National Memory – Local Stories video segment transcript:

Colleen Watters, Head of Learning and Partnership, Ulster Museum, National Museums Northern Ireland and William Blair, Head of Human History, National Museums Northern Ireland on First World War Collection Objects used in the workshops

Watters:

The collection objects are from our history collection. We have the Irish First World War recruitment posters. They’re interesting because I think they examine the motivation- why do people join armies?

There was never any conscription in Ireland. It was a completely volunteer army. It was a volunteer army that came from the Nationalist and the Unionist communities for different reasons, but people did join the army to fight.

And then, on a very personal level, there’s George Hackney's diaries.
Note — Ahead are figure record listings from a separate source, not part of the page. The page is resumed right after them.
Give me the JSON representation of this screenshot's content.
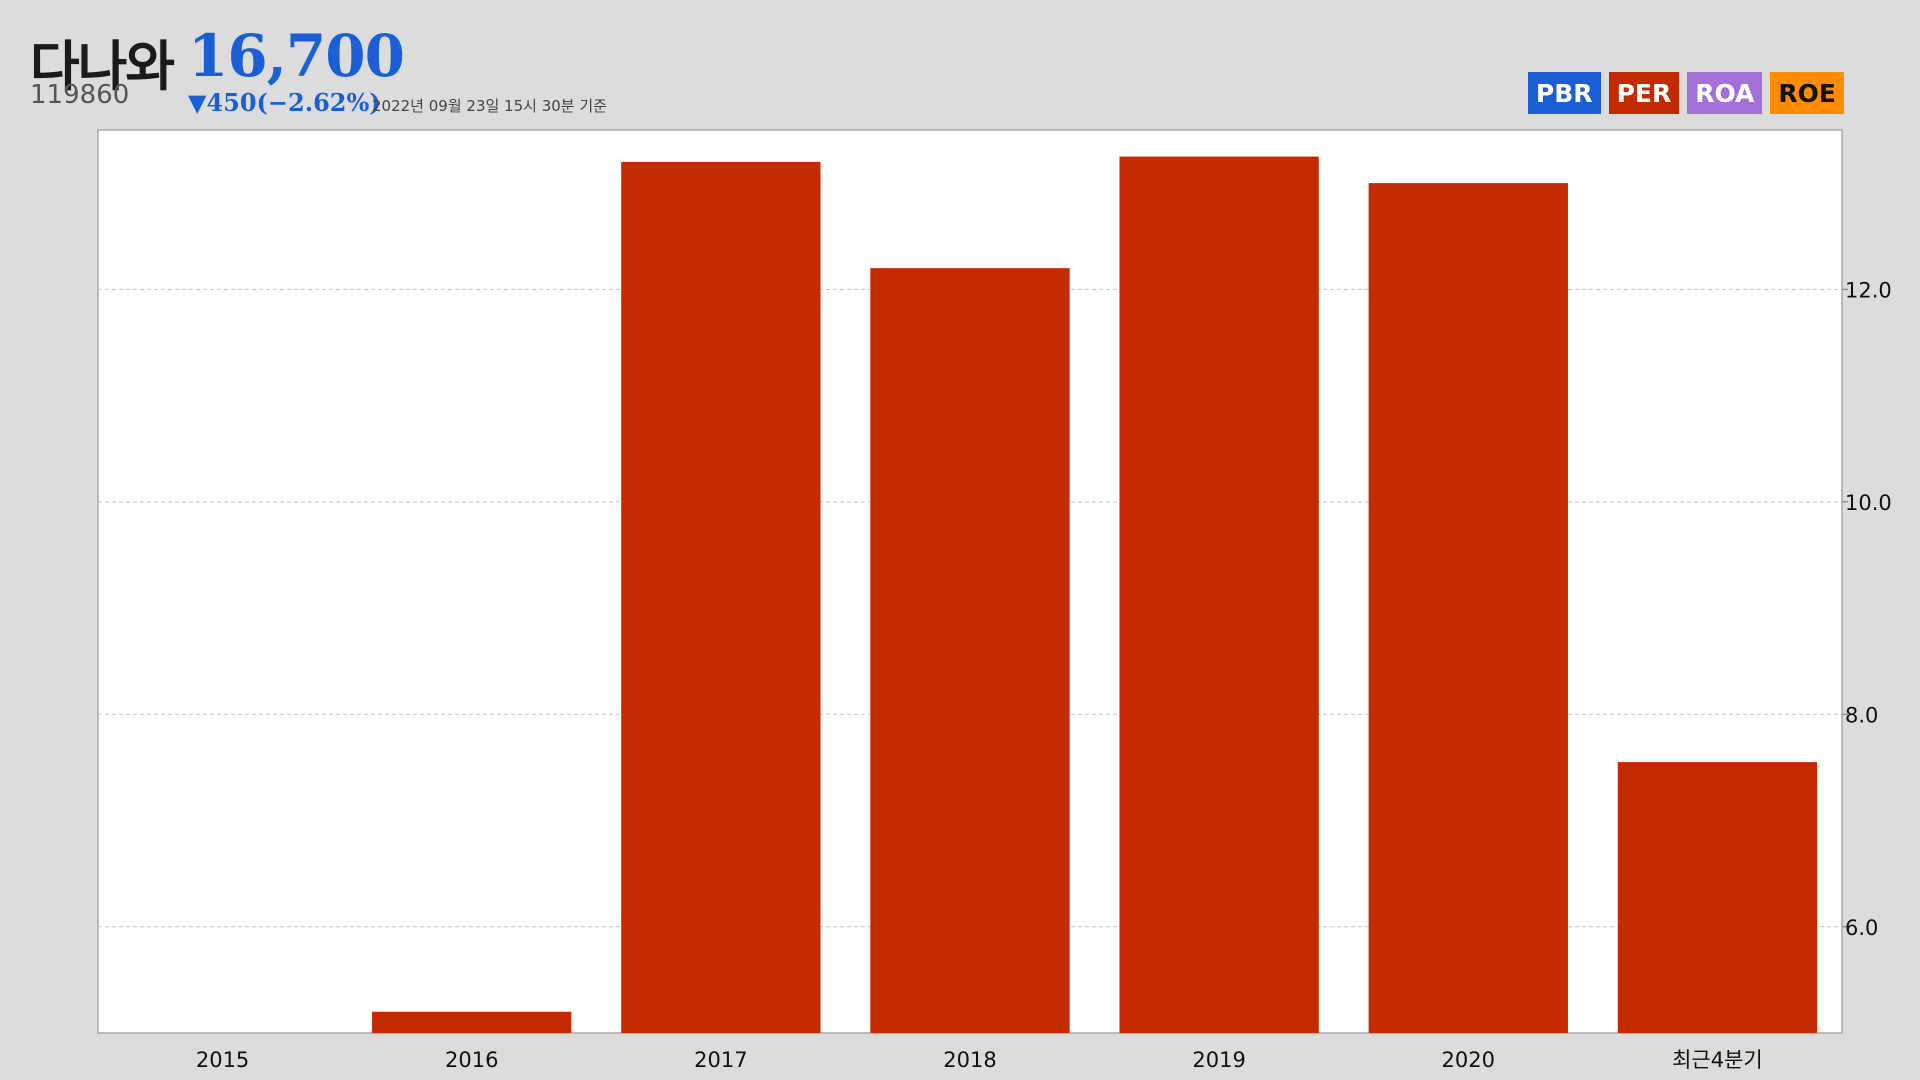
{
  "stock": {
    "name": "다나와",
    "code": "119860",
    "price": "16,700",
    "change": "▼450(−2.62%)",
    "timestamp": "2022년 09월 23일 15시 30분 기준"
  },
  "legend": [
    {
      "label": "PBR",
      "color": "#1a5fd6",
      "text_color": "#ffffff"
    },
    {
      "label": "PER",
      "color": "#c42b03",
      "text_color": "#ffffff"
    },
    {
      "label": "ROA",
      "color": "#a36fd9",
      "text_color": "#ffffff"
    },
    {
      "label": "ROE",
      "color": "#ff8c00",
      "text_color": "#111111"
    }
  ],
  "chart_data": {
    "type": "bar",
    "categories": [
      "2015",
      "2016",
      "2017",
      "2018",
      "2019",
      "2020",
      "최근4분기"
    ],
    "values": [
      null,
      5.2,
      13.2,
      12.2,
      13.25,
      13.0,
      7.55
    ],
    "ylim": [
      5.0,
      13.5
    ],
    "yticks": [
      6.0,
      8.0,
      10.0,
      12.0
    ],
    "ytick_labels": [
      "6.0",
      "8.0",
      "10.0",
      "12.0"
    ],
    "y_axis_position": "right",
    "grid": true,
    "bar_color": "#c42b03"
  }
}
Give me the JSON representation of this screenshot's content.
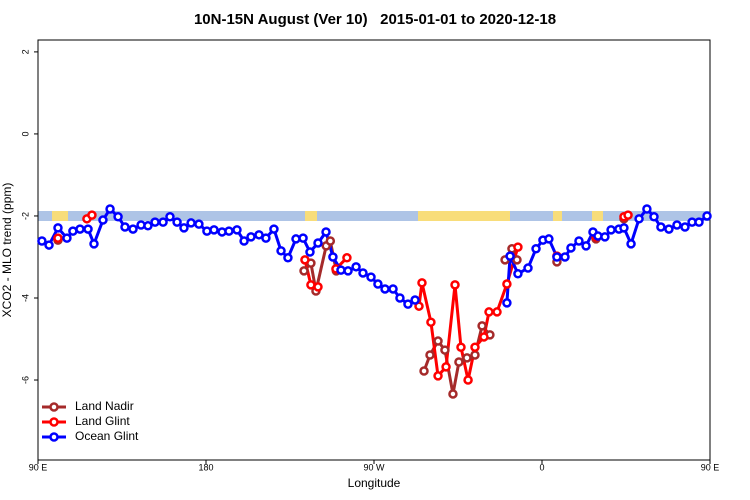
{
  "chart_data": {
    "type": "line",
    "title": "10N-15N August (Ver 10)   2015-01-01 to 2020-12-18",
    "xlabel": "Longitude",
    "ylabel": "XCO2 - MLO trend (ppm)",
    "xlim": [
      90,
      450
    ],
    "xticks": [
      {
        "value": 90,
        "label": "90 E"
      },
      {
        "value": 180,
        "label": "180"
      },
      {
        "value": 270,
        "label": "90 W"
      },
      {
        "value": 360,
        "label": "0"
      },
      {
        "value": 450,
        "label": "90 E"
      }
    ],
    "ylim": [
      -7.95,
      2.29
    ],
    "yticks": [
      -6,
      -4,
      -2,
      0,
      2
    ],
    "legend": "bottom-left",
    "series": [
      {
        "name": "Land Nadir",
        "color": "#a52a2a",
        "x": [
          100.7,
          null,
          232.5,
          236.2,
          238.9,
          244.4,
          246.6,
          249.8,
          null,
          296.8,
          300.0,
          304.3,
          308.0,
          312.3,
          315.5,
          319.8,
          324.1,
          327.9,
          332.1,
          null,
          340.2,
          343.9,
          346.6,
          null,
          368.0,
          null,
          388.9,
          null,
          403.9
        ],
        "values": [
          -2.59,
          null,
          -3.34,
          -3.15,
          -3.83,
          -2.73,
          -2.61,
          -3.34,
          null,
          -5.78,
          -5.39,
          -5.05,
          -5.27,
          -6.34,
          -5.56,
          -5.46,
          -5.39,
          -4.68,
          -4.9,
          null,
          -3.07,
          -2.8,
          -3.07,
          null,
          -3.12,
          null,
          -2.56,
          null,
          -2.07
        ]
      },
      {
        "name": "Land Glint",
        "color": "#ff0000",
        "x": [
          100.7,
          null,
          116.2,
          118.9,
          null,
          233.0,
          236.2,
          240.0,
          null,
          249.6,
          255.5,
          null,
          294.1,
          295.7,
          300.5,
          304.3,
          308.6,
          313.4,
          316.6,
          320.4,
          324.1,
          328.9,
          331.6,
          335.9,
          341.2,
          347.1,
          null,
          368.0,
          null,
          388.9,
          null,
          403.9,
          406.1
        ],
        "values": [
          -2.54,
          null,
          -2.07,
          -1.98,
          null,
          -3.07,
          -3.68,
          -3.73,
          null,
          -3.29,
          -3.02,
          null,
          -4.2,
          -3.63,
          -4.59,
          -5.9,
          -5.68,
          -3.68,
          -5.2,
          -6.0,
          -5.2,
          -4.95,
          -4.34,
          -4.34,
          -3.66,
          -2.76,
          null,
          -2.98,
          null,
          -2.51,
          null,
          -2.02,
          -1.98
        ]
      },
      {
        "name": "Ocean Glint",
        "color": "#0000ff",
        "x": [
          92.1,
          95.9,
          100.7,
          105.5,
          108.7,
          112.5,
          116.8,
          120.0,
          124.8,
          128.6,
          132.9,
          136.6,
          140.9,
          145.2,
          148.9,
          152.7,
          157.0,
          160.7,
          164.5,
          168.2,
          172.0,
          176.2,
          180.5,
          184.3,
          188.6,
          192.3,
          196.6,
          200.4,
          204.1,
          208.4,
          212.1,
          216.4,
          220.2,
          223.9,
          228.2,
          232.0,
          235.7,
          240.0,
          244.3,
          248.0,
          252.3,
          256.1,
          260.4,
          264.1,
          268.4,
          272.1,
          275.9,
          280.2,
          283.9,
          288.2,
          292.0,
          null,
          341.2,
          342.9,
          347.1,
          352.5,
          356.8,
          360.5,
          363.7,
          368.0,
          372.3,
          375.5,
          379.8,
          383.6,
          387.3,
          390.0,
          393.7,
          397.0,
          401.2,
          403.9,
          407.7,
          412.0,
          416.2,
          420.0,
          423.7,
          428.0,
          432.3,
          436.6,
          440.4,
          444.1,
          448.4
        ],
        "values": [
          -2.61,
          -2.71,
          -2.29,
          -2.54,
          -2.37,
          -2.32,
          -2.32,
          -2.68,
          -2.1,
          -1.83,
          -2.02,
          -2.27,
          -2.32,
          -2.22,
          -2.24,
          -2.15,
          -2.15,
          -2.02,
          -2.15,
          -2.29,
          -2.17,
          -2.2,
          -2.37,
          -2.34,
          -2.39,
          -2.37,
          -2.34,
          -2.61,
          -2.51,
          -2.46,
          -2.54,
          -2.32,
          -2.85,
          -3.02,
          -2.56,
          -2.54,
          -2.88,
          -2.66,
          -2.39,
          -3.0,
          -3.32,
          -3.34,
          -3.24,
          -3.39,
          -3.49,
          -3.66,
          -3.78,
          -3.78,
          -4.0,
          -4.15,
          -4.05,
          null,
          -4.12,
          -2.98,
          -3.41,
          -3.27,
          -2.8,
          -2.59,
          -2.56,
          -3.0,
          -3.0,
          -2.78,
          -2.61,
          -2.73,
          -2.39,
          -2.49,
          -2.51,
          -2.34,
          -2.32,
          -2.29,
          -2.68,
          -2.07,
          -1.83,
          -2.02,
          -2.27,
          -2.32,
          -2.22,
          -2.27,
          -2.15,
          -2.15,
          -2.0
        ]
      }
    ]
  }
}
It’s important for the people we are working with to see just how small the diaries are, the real handwriting and the little images that he took.

Blair:

He took a camera and captured a remarkable set of photographs, which depict and capture many aspects of life at the front, the sense of camaraderie among the soldiers, but also the actual impact of the battles themselves.

Watters:

Mr. Hackney was from North Belfast, which is nice because the teenagers are also from North Belfast.

Blair:

He was a young volunteer recruit. He was 20 when he joined up. He was involved in the battle of the Somme, which is a seminal event.

Watters:

He joined up, as so many people did, at the beginning of the war in the initial wave of enthusiasm. As time went on, he obviously became more disillusioned.

Blair:

We have used objects, which also reflect something of what happened in Ireland during the war, material related to the 1916 Easter rising for example.
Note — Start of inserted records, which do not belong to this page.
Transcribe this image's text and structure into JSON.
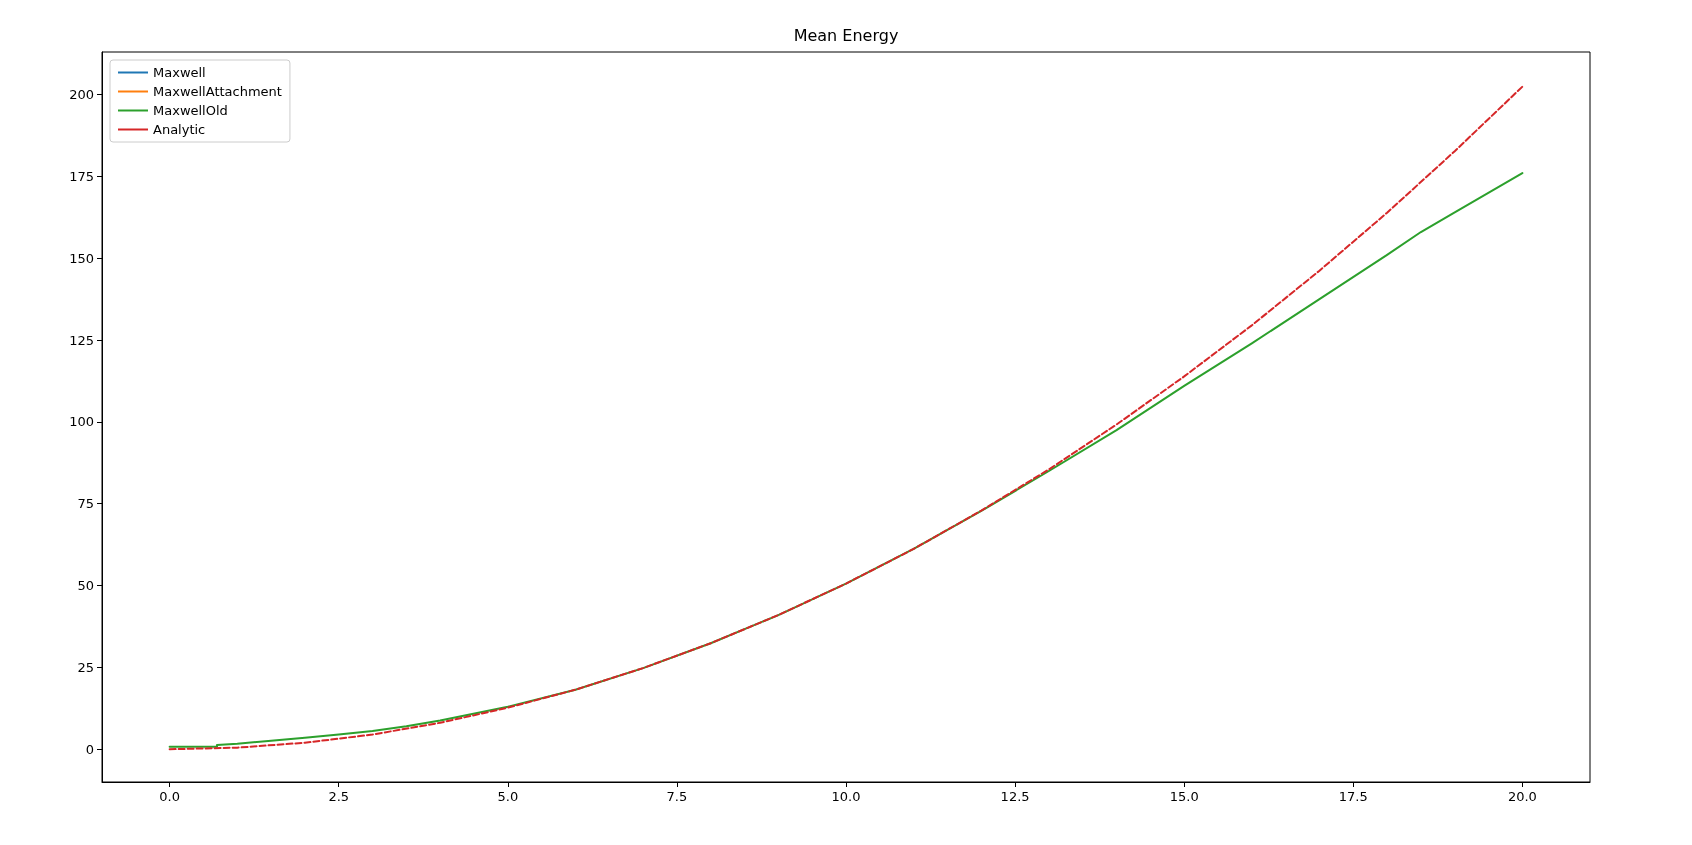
{
  "chart_data": {
    "type": "line",
    "title": "Mean Energy",
    "legend": "top left",
    "grid": false,
    "marker": "none",
    "xlim": [
      -1,
      21
    ],
    "ylim": [
      -10,
      213
    ],
    "xticks": [
      {
        "value": 0,
        "label": "0.0"
      },
      {
        "value": 2.5,
        "label": "2.5"
      },
      {
        "value": 5,
        "label": "5.0"
      },
      {
        "value": 7.5,
        "label": "7.5"
      },
      {
        "value": 10,
        "label": "10.0"
      },
      {
        "value": 12.5,
        "label": "12.5"
      },
      {
        "value": 15,
        "label": "15.0"
      },
      {
        "value": 17.5,
        "label": "17.5"
      },
      {
        "value": 20,
        "label": "20.0"
      }
    ],
    "yticks": [
      0,
      25,
      50,
      75,
      100,
      125,
      150,
      175,
      200
    ],
    "series": [
      {
        "name": "Maxwell",
        "color": "#1f77b4",
        "line_style": "solid"
      },
      {
        "name": "MaxwellAttachment",
        "color": "#ff7f0e",
        "line_style": "solid"
      },
      {
        "name": "MaxwellOld",
        "color": "#2ca02c",
        "line_style": "solid",
        "x": [
          0,
          0.7,
          0.7,
          1,
          1.5,
          2,
          2.5,
          3,
          3.5,
          4,
          5,
          6,
          7,
          8,
          9,
          10,
          11,
          12,
          13,
          14,
          15,
          16,
          17,
          18,
          18.5,
          19,
          20
        ],
        "values": [
          0.8,
          0.8,
          1.3,
          1.7,
          2.6,
          3.5,
          4.5,
          5.6,
          7,
          8.8,
          13,
          18.2,
          24.8,
          32.4,
          41,
          50.6,
          61.2,
          72.8,
          85,
          97.5,
          111,
          124,
          137.5,
          151,
          158,
          164,
          176
        ]
      },
      {
        "name": "Analytic",
        "color": "#d62728",
        "line_style": "dashed",
        "x": [
          0,
          1,
          2,
          3,
          4,
          5,
          6,
          7,
          8,
          9,
          10,
          11,
          12,
          13,
          14,
          15,
          16,
          17,
          18,
          19,
          20
        ],
        "values": [
          0,
          0.5,
          2,
          4.5,
          8.1,
          12.7,
          18.2,
          24.8,
          32.4,
          41,
          50.6,
          61.2,
          72.9,
          85.5,
          99.2,
          113.9,
          129.5,
          146.2,
          163.9,
          182.7,
          202.4
        ]
      }
    ]
  }
}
Historians do argue that the First World War was possibly the most important event in Irish history and it can claim to be that because in a sense it created the circumstances for the Easter Rising of Irish republicans in Dublin, which was the most important political event in Ireland in the 20th century.

Here in Northern Ireland the relationship between past and present is often blurred in many ways. The past has a very particular afterlife.